2010 Predictions
Monthly ColumnBy Daniel A. Barnes
Well, the year 2009 has come and gone. Few would claim it was the best of times. But perhaps, it was far from the worst of times as well. It was a momentous year, a year of building on last year, where nothing was at the end as it began. The year began with a nation aghast at Bernie Madoff and his “crime of the century,” a 20-year Ponzi scheme that caused billions in losses for savvy and simple investors alike.
I think the real story of 2009, however, is the rebirth of thrift. Americans tend to reject the idea of sacrifice. President Carter’s 1979 “malaise” speech, where he urged people to save energy by lowering their thermostats, did not go over well, and it ushered in Reagan’s presidency. But consumer household debt fell in 2008 for the first time since the level of household debt had been measured (1952), and in 2009 consumer household debt has continued to decline.
This is significant. It remains to be seen, however, if this is a permanent shift. If it is, it bodes well for the long-term productivity of the nation, as more dollars will become available for investment in long-term capital projects and other efficient utilizations of capital. Sadly, national economic policy is much more complicated, and the actual benefits of thrift could be largely unfelt for years, or decades.
Nevertheless, all great change begins with a successful turning point and 2009 qualifies as one. In my company newsletter, Barnes Capital Insight, I traditionally provide predictions on the coming year, as well as a review of the preceding years’ predictions. If you would like to review predictions form 2007-2009, go look at our website, www.barnescapital.com and sign up for the newsletter’s if you would like to receive our quarterly letter in the future. Because of the space limitations of this column, I’ll share two of my five “likely to happen” predictions and two of
my five “unlikely to happen, but I wouldn’t be surprised if…” musings.
With no further ado:
Likely to Happen
1) Changes in health care become law. But with the deepening recession, this milestone event pales next to the growing unemployment problems. The actual implementation of health care reform is less clear and remains unrealized in 2010.
2) In real estate, the selling season begins strong in late February as hope springs anew. Then the Alt-A mortgage resets kick-off and massive amounts of suppressed inventory flood the markets. By June, oversupply and higher long-term mortgage rates sends multiple regional markets into tailspins. Deals fall out of escrow and sellers begin to face the music. But it’s too late for big changes to happen in 2010, and inventory quietly gets taken off the market as buyers in waiting and sellers in denial put off getting real and moving real estate for another year.
Unlikely to Happen: but it wouldn’t surprise us if . . .
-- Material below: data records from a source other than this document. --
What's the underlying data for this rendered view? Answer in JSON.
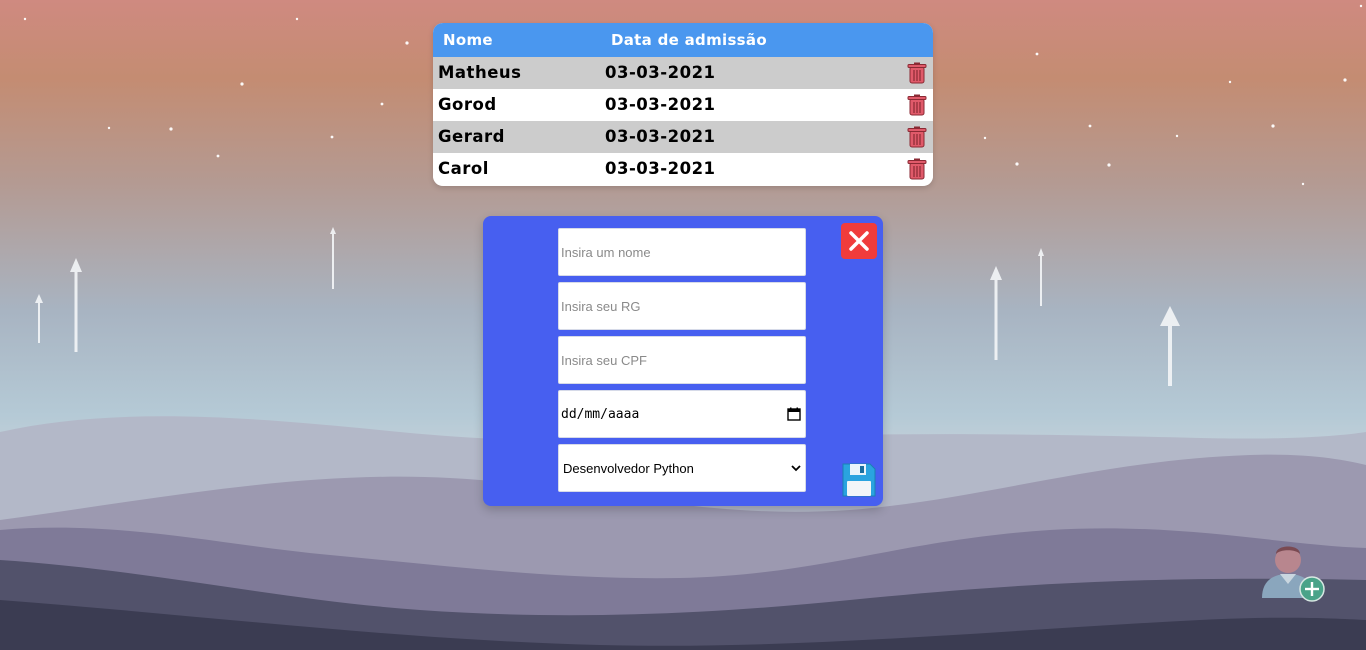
{
  "table": {
    "headers": [
      "Nome",
      "Data de admissão"
    ],
    "rows": [
      {
        "name": "Matheus",
        "date": "03-03-2021"
      },
      {
        "name": "Gorod",
        "date": "03-03-2021"
      },
      {
        "name": "Gerard",
        "date": "03-03-2021"
      },
      {
        "name": "Carol",
        "date": "03-03-2021"
      }
    ]
  },
  "form": {
    "name_placeholder": "Insira um nome",
    "rg_placeholder": "Insira seu RG",
    "cpf_placeholder": "Insira seu CPF",
    "date_placeholder": "dd/mm/aaaa",
    "role_selected": "Desenvolvedor Python"
  },
  "icons": {
    "delete": "trash-icon",
    "close": "close-icon",
    "save": "floppy-disk-icon",
    "add_user": "add-user-icon",
    "calendar": "calendar-icon",
    "dropdown": "chevron-down-icon"
  },
  "colors": {
    "table_header": "#4a97ef",
    "row_alt": "#cccccc",
    "modal_bg": "#475ff0",
    "close_button": "#f03c3c",
    "trash": "#e05a6a"
  }
}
1) Longer-term interest rates keep rising, right through levels believed to be insurmountable in the near term (6%), leaving the yield curve at its steepest ever.
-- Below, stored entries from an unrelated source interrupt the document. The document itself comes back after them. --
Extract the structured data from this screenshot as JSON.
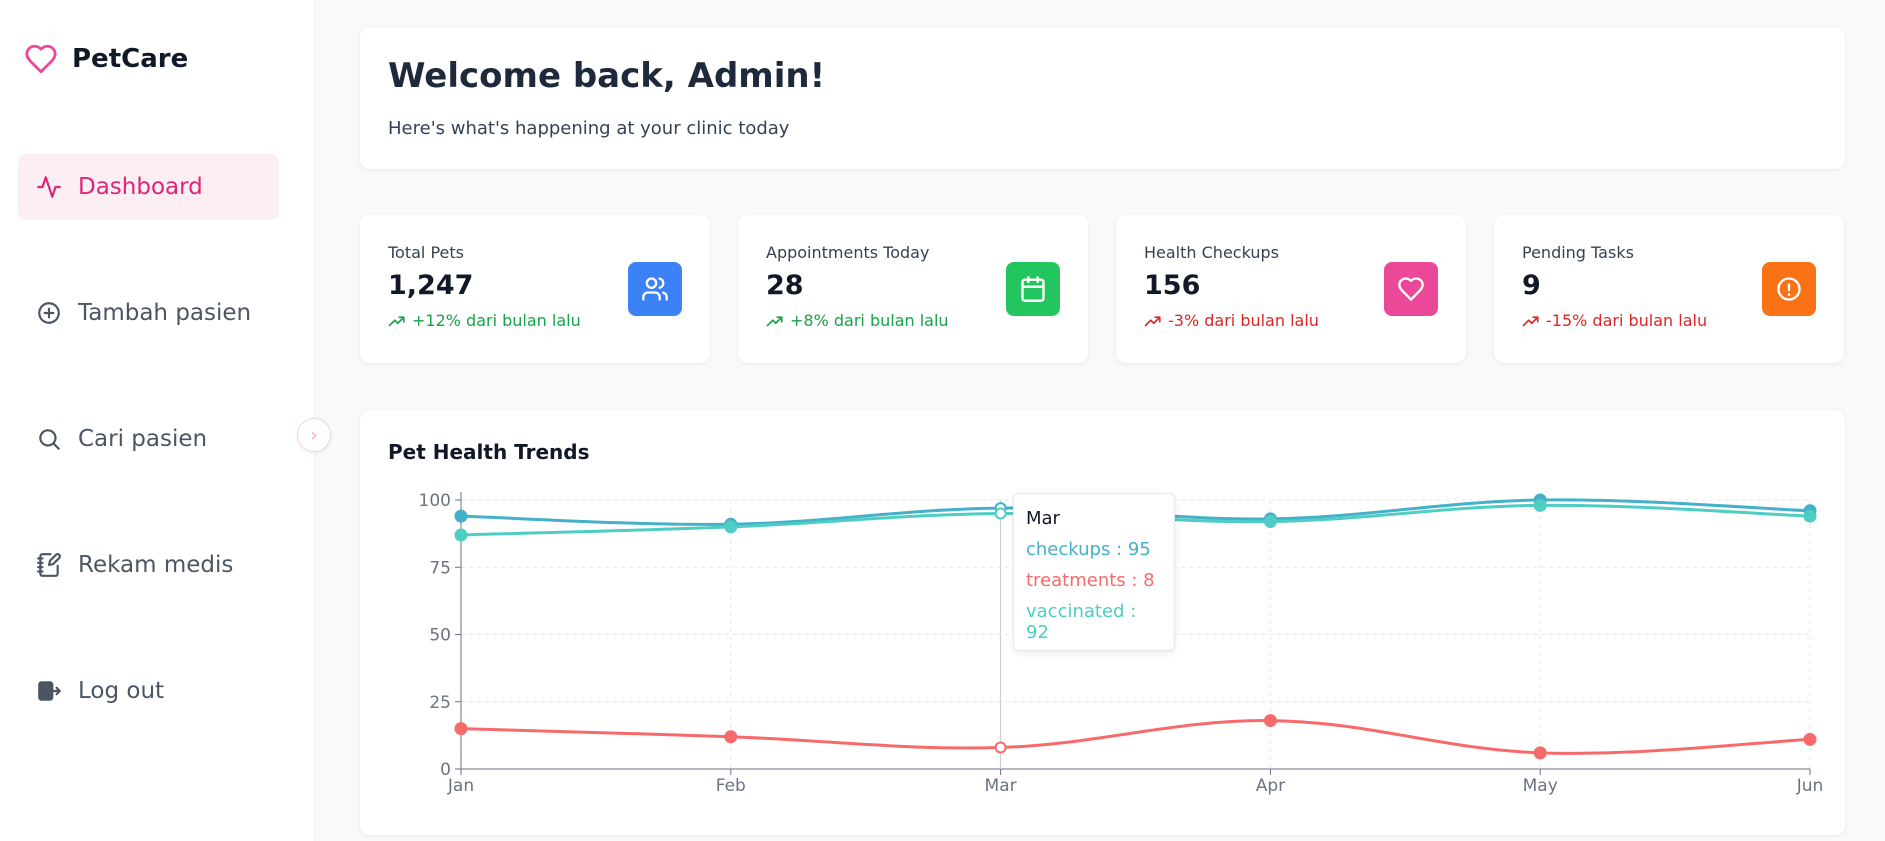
{
  "app": {
    "name": "PetCare"
  },
  "sidebar": {
    "items": [
      {
        "label": "Dashboard",
        "icon": "activity-icon",
        "active": true
      },
      {
        "label": "Tambah pasien",
        "icon": "plus-circle-icon"
      },
      {
        "label": "Cari pasien",
        "icon": "search-icon"
      },
      {
        "label": "Rekam medis",
        "icon": "notebook-pen-icon"
      },
      {
        "label": "Log out",
        "icon": "logout-icon"
      }
    ]
  },
  "welcome": {
    "title": "Welcome back, Admin!",
    "subtitle": "Here's what's happening at your clinic today"
  },
  "stats": [
    {
      "title": "Total Pets",
      "value": "1,247",
      "trend": "+12% dari bulan lalu",
      "direction": "up",
      "icon": "users-icon",
      "color": "#3b82f6"
    },
    {
      "title": "Appointments Today",
      "value": "28",
      "trend": "+8% dari bulan lalu",
      "direction": "up",
      "icon": "calendar-icon",
      "color": "#22c55e"
    },
    {
      "title": "Health Checkups",
      "value": "156",
      "trend": "-3% dari bulan lalu",
      "direction": "down",
      "icon": "heart-icon",
      "color": "#ec4899"
    },
    {
      "title": "Pending Tasks",
      "value": "9",
      "trend": "-15% dari bulan lalu",
      "direction": "down",
      "icon": "alert-circle-icon",
      "color": "#f97316"
    }
  ],
  "colors": {
    "up": "#16a34a",
    "down": "#dc2626",
    "accent": "#db2777"
  },
  "chart_data": {
    "type": "line",
    "title": "Pet Health Trends",
    "categories": [
      "Jan",
      "Feb",
      "Mar",
      "Apr",
      "May",
      "Jun"
    ],
    "ylim": [
      0,
      100
    ],
    "yticks": [
      0,
      25,
      50,
      75,
      100
    ],
    "grid": true,
    "series": [
      {
        "name": "checkups",
        "color": "#45b0c9",
        "values": [
          94,
          91,
          97,
          93,
          100,
          96
        ]
      },
      {
        "name": "treatments",
        "color": "#f66a6a",
        "values": [
          15,
          12,
          8,
          18,
          6,
          11
        ]
      },
      {
        "name": "vaccinated",
        "color": "#4ecdc4",
        "values": [
          87,
          90,
          95,
          92,
          98,
          94
        ]
      }
    ],
    "tooltip": {
      "label": "Mar",
      "lines": [
        "checkups : 95",
        "treatments : 8",
        "vaccinated : 92"
      ]
    }
  }
}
2) Bond market investors begin viewing the monstrous mountains of debt and the revolving ponzi scheme of government financing as unsustainable, and they don’t quit their buyers’ strike until late fall when the 30-year bond flirts with 6%.
In Conclusion
The coming year portends potentially a lot more change. Mid-term elections, health care, real estate imbalances and higher unemployment could combine into a combustible brew. If new mayhem ensues, I’ll be keeping my eyes open for opportunity. However, in stewarding client’s accumulated savings, I’m focusing more on income and capital preservation than growth right now.